O HOMEM QUE ENGANOU O TEMPO
Inspirado na crônica filosófica de Nêrilda Lourenço, publicada aqui no RL em 07/10/24.
<><>¤<><>¤<><>
Tem horas que minha vida se torna um saco, fico triste, amuado, querendo algo diferente, longe dessa modernidade que nem sempre é bom para certas pessoas e eu sou uma delas. Certa tarde mesmo, era um sábado, dia claro, a noite prometia, mas eu não queria nada, estava chateado. Fiquei ali na varanda olhando a rua, pensando na vida, na minha vida, quando ela era realmente valiosa, simples, verdadeira, bem longe dos dias atuais. Estava tão afastado de mim que nem vi a noite chegar. Em algum lugar próximo da minha casa um som musical me chamou a atenção e por incrível que pareça me veio a lembrança de Marilda, uma garota excêntrica, madura, bonita, só que tinha ideias malucas, extravagantes, mas eu gostava dela. Nunca me veio à mente namorá-la, eu tinha a maior admiração por essa criatura. Porém o tempo se encarregou de nos juntar e tudo por iniciativa dela. Ela que pediu para namorar comigo, o que me deixou profundamente surpreso. Pensei em pedir um tempo para pensar, mas antes que isso acontecesse Marilda foi taxativa e foi logo dizendo: "não aceito um não!", o que me fez ficar sem outra opção e iniciamos um namoro. Tudo correu bem, nos entendíamos, éramos felizes e aproveitamos os melhores momentos de nossas vidas. Foram poucos meses de intensa alegria e felicidade, pois da forma como esse amor surgiu ele desapareceu e o motivo não ficou bem claro, mas eu aceitei numa boa, afinal a decisão tinha sido dela também. O tempo passou, fiquei pensando nela mas depois acabei esquecendo e encontrando outra namorada com quem assumi um compromisso que durou anos, no entanto viemos a romper por motivo que também não lembro bem, mas com certeza foi por bobagens.
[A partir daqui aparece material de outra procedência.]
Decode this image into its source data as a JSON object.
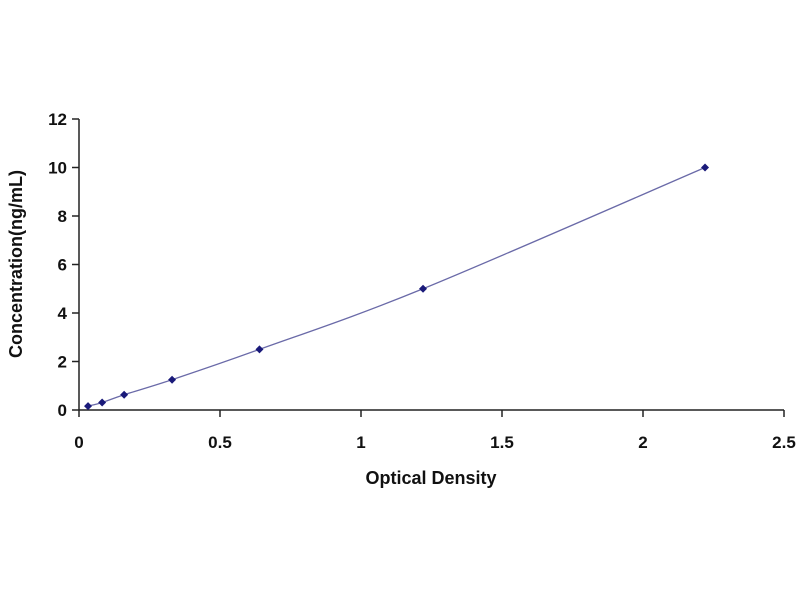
{
  "chart_data": {
    "type": "scatter",
    "title": "",
    "xlabel": "Optical Density",
    "ylabel": "Concentration(ng/mL)",
    "xlim": [
      0,
      2.5
    ],
    "ylim": [
      0,
      12
    ],
    "xticks": [
      "0",
      "0.5",
      "1",
      "1.5",
      "2",
      "2.5"
    ],
    "yticks": [
      "0",
      "2",
      "4",
      "6",
      "8",
      "10",
      "12"
    ],
    "grid": false,
    "legend": "none",
    "trendline": "smooth",
    "colors": {
      "point": "#1a1a7a",
      "line": "#6a6aa8",
      "axis": "#222222"
    },
    "series": [
      {
        "x": [
          0.032,
          0.082,
          0.16,
          0.33,
          0.64,
          1.22,
          2.22
        ],
        "y": [
          0.16,
          0.31,
          0.63,
          1.25,
          2.5,
          5,
          10
        ]
      }
    ]
  }
}
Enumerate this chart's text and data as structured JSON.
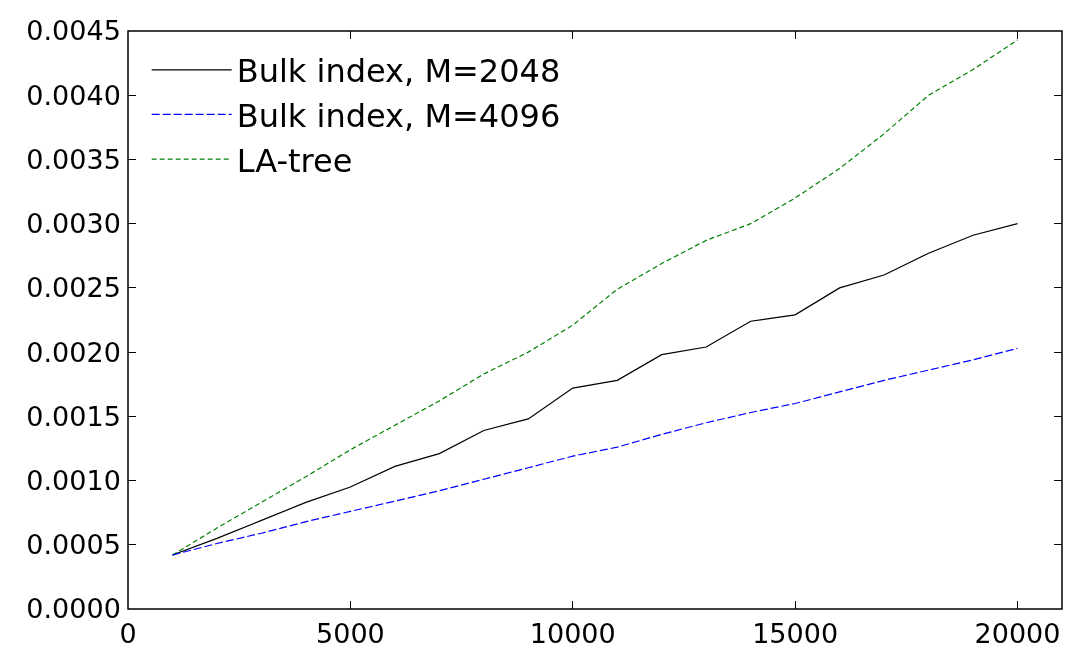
{
  "chart_data": {
    "type": "line",
    "x": [
      1000,
      2000,
      3000,
      4000,
      5000,
      6000,
      7000,
      8000,
      9000,
      10000,
      11000,
      12000,
      13000,
      14000,
      15000,
      16000,
      17000,
      18000,
      19000,
      20000
    ],
    "series": [
      {
        "name": "Bulk index, M=2048",
        "color": "#000000",
        "line_style": "solid",
        "values": [
          0.00042,
          0.00055,
          0.00069,
          0.00083,
          0.00095,
          0.00111,
          0.00121,
          0.00139,
          0.00148,
          0.00172,
          0.00178,
          0.00198,
          0.00204,
          0.00224,
          0.00229,
          0.0025,
          0.0026,
          0.00277,
          0.00291,
          0.003
        ]
      },
      {
        "name": "Bulk index, M=4096",
        "color": "#0000ff",
        "line_style": "dashed",
        "values": [
          0.00042,
          0.00051,
          0.00059,
          0.00068,
          0.00076,
          0.00084,
          0.00092,
          0.00101,
          0.0011,
          0.00119,
          0.00126,
          0.00136,
          0.00145,
          0.00153,
          0.0016,
          0.00169,
          0.00178,
          0.00186,
          0.00194,
          0.00203
        ]
      },
      {
        "name": "LA-tree",
        "color": "#008000",
        "line_style": "dashed",
        "values": [
          0.00042,
          0.00063,
          0.00083,
          0.00103,
          0.00124,
          0.00143,
          0.00162,
          0.00183,
          0.002,
          0.00221,
          0.00249,
          0.00269,
          0.00287,
          0.003,
          0.0032,
          0.00343,
          0.0037,
          0.004,
          0.0042,
          0.00443
        ]
      }
    ],
    "xlim": [
      0,
      21000
    ],
    "xticks": [
      0,
      5000,
      10000,
      15000,
      20000
    ],
    "ylim": [
      0,
      0.0045
    ],
    "yticks": [
      {
        "value": 0,
        "label": "0.0000"
      },
      {
        "value": 0.0005,
        "label": "0.0005"
      },
      {
        "value": 0.001,
        "label": "0.0010"
      },
      {
        "value": 0.0015,
        "label": "0.0015"
      },
      {
        "value": 0.002,
        "label": "0.0020"
      },
      {
        "value": 0.0025,
        "label": "0.0025"
      },
      {
        "value": 0.003,
        "label": "0.0030"
      },
      {
        "value": 0.0035,
        "label": "0.0035"
      },
      {
        "value": 0.004,
        "label": "0.0040"
      },
      {
        "value": 0.0045,
        "label": "0.0045"
      }
    ],
    "grid": false,
    "legend": "top left",
    "marker": "none"
  }
}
E naquela varanda, ouvindo aquela saudosa música que foi da nossa época, eu consultei o tempo, pedi para termos uma conversa. E ele me atendeu bem, só que não cedeu aos meus apelos. Conversamos bastante, lhe falei de Marilda, ele riu, mas não estava disposto a me fazer rever a ex-namorada. Disse apenas que não podia atender todo mundo nesse sentido, falando até que o segredo desse desejo estava numa pequena chave que carregava junto com ele e que abria uma porta imaginária e quem nela entrasse usufruiria de qualquer desejo com relação ao passado, muito seu amigo. Eu achei o tempo miito ingrato, pelo menos para mim que sou uma pessoa do bem e merecedor de uma ajudazinha, então, diante da sua negativa resolvi agir de acordo com os meus sentimentos e tramei uma presepada com ele. Pedi para ver a tal chave que dar acesso ao passado, apenas para olhar de perto, a princípio ele relutou mas acabou me mostrando. Queria só tocar na bendita chave, porém num descuido dele arranquei-lhe a chave e joguei no espaço, no próprio tempo que engloba todo o espaço. Vocês não imaginam o que aconteceu! Como ele havia dito que a bendita porta estava em qualquer lugar do seu lado eu arrisquei e fiz o que fiz. Imediatamente a porta surgiu do nada e eu mais que depressa me pus nela, vislumbrei algo maravilhoso. Era um cenário bem conhecido por mim, pois se eu estava com o pensamento no passado, mais precisanente em Marilda, eu me vi no lugar onde a conhecia. Foi como se eu voltasse ao passado, tratando logo de procurar quem eu desejava. E encontrei. Era como se vivêssemos aquela época e que nada havia mudado.
Pronto, enganei o tempo e me dei bem. Na minha frente a minha ex-namorada Marilda, do mesmo jeitinho que deixei há muitos anos. Passamos a viver o mesmo romance de antigamente, me vi no mesmo lugar onde nos conhecemos e passamos a relembrar tudo que conversamos, mas ela apenas ria, era como se nada tivesse mudado e não tivéssemos rompido. Foram momentos de prazer e felicidade que aproveitei com muito gosto. Durou bastante tempo essa união, parecia que o tempo havia parado, andamos pelo lugar, nos abraçamos, nos beijamos e até me senti satisfeito, se tivesse de voltar para a minha era voltaria feliz e foi exatamente o que aconteceu. Quando me dei conta estava voltando pela bendita porta e entrando no meu mundo atual. Vi quando a porta se fechou ao som da música que marcou nossas vidas e como uma cortina de fumaça desapareceu na minha frente. Ao meu lado, bastante chateado e com a chave em seu poder, o tempo, inconformado com a minha astúcia. Disse que jamais dialogaria comigo.